Available properties:

  • SqlConnectionInfo ConnectionInfo
    Describes how to connect to the SQL Server instance where you want to replay the workload. The SqlConnectionInfo object is comprised of many attributes:
    • string ServerName
      Name of the server to connect to
    • string DatabaseName
      Name of the database to open
    • [string UserName]
      User Name to connect to the database using SQL Server authentication. When omimtted or when UseIntegratedSecurity is set to True, Windows authentication is used instead.
    • [string Password]
      Password to authenticate to the SQL Server instance. Ignored when using Windows authentication
    • [bool UseWindowsAuthentication]
      Instructs SqlWorkload to use Windows authentication when connecting to the database server. Is implicitly set to True when UserName is not set.
    • [string ApplicationName]
      Application Name to use when connecting to the database server. When not specified, the default is "SqlWorkload", but it can be set to mimic the original application name.
  • [bool DisplayWorkerStats = true]
    Controls whether status information get written to the output and log at regular intervals. The messages look like this:
    Worker [##] - ## commands executed.
    Worker [##] - ## commands pending.
    Worker [##] - ## commands per second.
    
  • [bool ConsumeResults = true]
    Controls whether the result sets of the queries get consumed or discarded. This is particularly important when the application reads a lot of rows or columns for each command (ORMs anyone?) and the time it takes to move that data form the server to the client is a non negligible part of the overall duration of the queries.
    Another scenario where turning on this setting is useful is when the target database resides on a different network from the application (example: you want to move the database to the cloud but keep the application on-premises). In those cases, the network latency is a crucial aspect of the migration and has to be taken into account thoroughly.
  • [bool QueryTimeoutSeconds = 30]
    Query timeout, in seconds. When exceeded, queries will be recorded as failed.
  • [int WorkerStatsCommandCount = 200]
    Used in conjunction with DisplayWorkerStats: the statistics are displayed (if activated) after replaying the number of commands specified by this property.
  • [bool MimicApplicationName = false]
    If set to true, tries to replay the events to the target database using the same application name captured by the listener. When set to false, SqlWorkload will be used instead.

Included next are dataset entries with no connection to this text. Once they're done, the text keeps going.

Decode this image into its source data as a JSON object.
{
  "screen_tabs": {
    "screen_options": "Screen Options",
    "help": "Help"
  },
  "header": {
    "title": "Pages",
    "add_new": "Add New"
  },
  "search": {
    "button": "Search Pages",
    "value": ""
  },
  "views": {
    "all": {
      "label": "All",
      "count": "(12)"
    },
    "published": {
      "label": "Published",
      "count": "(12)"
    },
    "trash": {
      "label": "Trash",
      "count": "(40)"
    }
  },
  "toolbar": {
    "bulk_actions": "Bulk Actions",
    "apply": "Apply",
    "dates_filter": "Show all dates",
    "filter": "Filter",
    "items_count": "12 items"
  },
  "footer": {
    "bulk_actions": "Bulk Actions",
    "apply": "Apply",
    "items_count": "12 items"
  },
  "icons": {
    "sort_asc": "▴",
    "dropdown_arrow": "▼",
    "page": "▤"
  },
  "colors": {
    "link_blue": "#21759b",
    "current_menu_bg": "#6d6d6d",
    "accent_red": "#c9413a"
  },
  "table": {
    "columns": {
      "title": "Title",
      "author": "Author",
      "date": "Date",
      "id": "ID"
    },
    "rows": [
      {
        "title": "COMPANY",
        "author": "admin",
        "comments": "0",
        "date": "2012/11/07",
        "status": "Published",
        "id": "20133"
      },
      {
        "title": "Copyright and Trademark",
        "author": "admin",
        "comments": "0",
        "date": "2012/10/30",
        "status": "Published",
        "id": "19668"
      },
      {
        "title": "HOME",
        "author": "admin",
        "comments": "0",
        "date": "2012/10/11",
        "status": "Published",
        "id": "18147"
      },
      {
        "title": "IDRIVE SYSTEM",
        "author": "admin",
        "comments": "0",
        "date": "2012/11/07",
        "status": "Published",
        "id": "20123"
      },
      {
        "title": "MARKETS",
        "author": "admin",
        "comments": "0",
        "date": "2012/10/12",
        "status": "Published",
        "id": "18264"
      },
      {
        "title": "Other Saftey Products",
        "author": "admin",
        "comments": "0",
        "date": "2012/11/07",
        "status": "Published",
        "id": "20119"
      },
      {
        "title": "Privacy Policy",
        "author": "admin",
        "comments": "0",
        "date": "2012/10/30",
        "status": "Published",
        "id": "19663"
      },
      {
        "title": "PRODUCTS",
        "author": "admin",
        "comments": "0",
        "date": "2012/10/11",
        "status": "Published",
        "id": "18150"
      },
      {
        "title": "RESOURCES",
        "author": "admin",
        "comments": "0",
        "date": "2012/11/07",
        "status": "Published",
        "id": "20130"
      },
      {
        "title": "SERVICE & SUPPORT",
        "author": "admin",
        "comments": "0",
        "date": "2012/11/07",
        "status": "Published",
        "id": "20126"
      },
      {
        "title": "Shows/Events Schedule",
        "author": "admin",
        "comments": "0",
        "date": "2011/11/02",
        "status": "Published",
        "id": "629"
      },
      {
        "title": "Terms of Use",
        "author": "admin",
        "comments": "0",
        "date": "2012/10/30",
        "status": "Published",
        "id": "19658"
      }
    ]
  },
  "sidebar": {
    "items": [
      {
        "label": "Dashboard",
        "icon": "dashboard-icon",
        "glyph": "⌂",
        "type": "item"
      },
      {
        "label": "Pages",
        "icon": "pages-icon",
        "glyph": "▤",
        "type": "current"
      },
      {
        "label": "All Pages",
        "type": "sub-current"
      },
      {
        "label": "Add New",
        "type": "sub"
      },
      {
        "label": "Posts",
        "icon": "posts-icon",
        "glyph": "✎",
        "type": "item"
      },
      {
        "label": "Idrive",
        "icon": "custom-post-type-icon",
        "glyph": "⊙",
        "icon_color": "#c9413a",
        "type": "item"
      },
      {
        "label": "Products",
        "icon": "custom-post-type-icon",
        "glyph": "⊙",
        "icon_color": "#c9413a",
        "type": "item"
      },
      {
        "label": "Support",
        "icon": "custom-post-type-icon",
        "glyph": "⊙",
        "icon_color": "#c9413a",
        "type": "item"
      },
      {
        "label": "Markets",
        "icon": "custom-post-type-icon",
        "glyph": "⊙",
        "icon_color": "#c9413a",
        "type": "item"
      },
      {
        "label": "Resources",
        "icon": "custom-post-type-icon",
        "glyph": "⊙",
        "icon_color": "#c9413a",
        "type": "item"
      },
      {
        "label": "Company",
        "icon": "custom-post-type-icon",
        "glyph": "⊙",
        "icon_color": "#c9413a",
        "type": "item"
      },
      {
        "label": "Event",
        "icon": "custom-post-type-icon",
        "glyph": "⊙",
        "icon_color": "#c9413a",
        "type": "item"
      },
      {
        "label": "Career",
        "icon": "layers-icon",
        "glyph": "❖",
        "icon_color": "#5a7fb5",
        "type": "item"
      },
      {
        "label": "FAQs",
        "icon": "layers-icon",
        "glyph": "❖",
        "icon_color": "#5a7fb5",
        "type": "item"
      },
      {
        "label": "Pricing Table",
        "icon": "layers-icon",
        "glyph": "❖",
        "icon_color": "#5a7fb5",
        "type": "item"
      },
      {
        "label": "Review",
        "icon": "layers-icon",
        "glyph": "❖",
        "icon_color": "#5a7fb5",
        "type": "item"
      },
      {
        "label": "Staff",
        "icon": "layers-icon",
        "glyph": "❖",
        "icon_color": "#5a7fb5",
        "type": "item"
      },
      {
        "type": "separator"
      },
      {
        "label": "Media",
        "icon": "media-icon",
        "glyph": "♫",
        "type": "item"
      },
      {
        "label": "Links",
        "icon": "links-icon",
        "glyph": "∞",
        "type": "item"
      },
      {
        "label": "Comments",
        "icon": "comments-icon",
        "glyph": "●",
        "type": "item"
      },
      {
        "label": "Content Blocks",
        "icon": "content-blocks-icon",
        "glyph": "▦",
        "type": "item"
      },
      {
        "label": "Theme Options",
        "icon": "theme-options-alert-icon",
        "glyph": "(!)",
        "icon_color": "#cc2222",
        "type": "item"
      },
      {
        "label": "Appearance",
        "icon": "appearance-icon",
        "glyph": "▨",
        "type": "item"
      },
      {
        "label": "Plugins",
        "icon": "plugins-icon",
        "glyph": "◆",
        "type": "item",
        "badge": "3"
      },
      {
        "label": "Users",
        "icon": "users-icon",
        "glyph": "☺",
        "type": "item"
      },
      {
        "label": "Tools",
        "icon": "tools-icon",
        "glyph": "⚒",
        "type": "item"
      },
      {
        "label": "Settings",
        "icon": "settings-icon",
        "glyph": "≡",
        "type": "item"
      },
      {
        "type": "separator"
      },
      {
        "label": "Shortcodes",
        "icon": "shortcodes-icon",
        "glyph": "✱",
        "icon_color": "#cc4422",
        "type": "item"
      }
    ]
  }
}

WorkloadFileWriterConsumer

This consumer type writes all the events received from the listener to a workload file, that can be used as a source for a FileWorkloadListener at a later moment.

The workload file is a SqLite database that contains a table with all the events captured from the listener. Additional tables are available for storing the performance counters and the wait stats captured by the listener.

Available properties:

  • string OutputFile
    Path to the output file. If the file exists, it will be reused and the new events appended to it.
  • [string CACHE_SIZE = 1000]
    Size of the in-memory cache that holds the events temporarily before flushing them to the output file.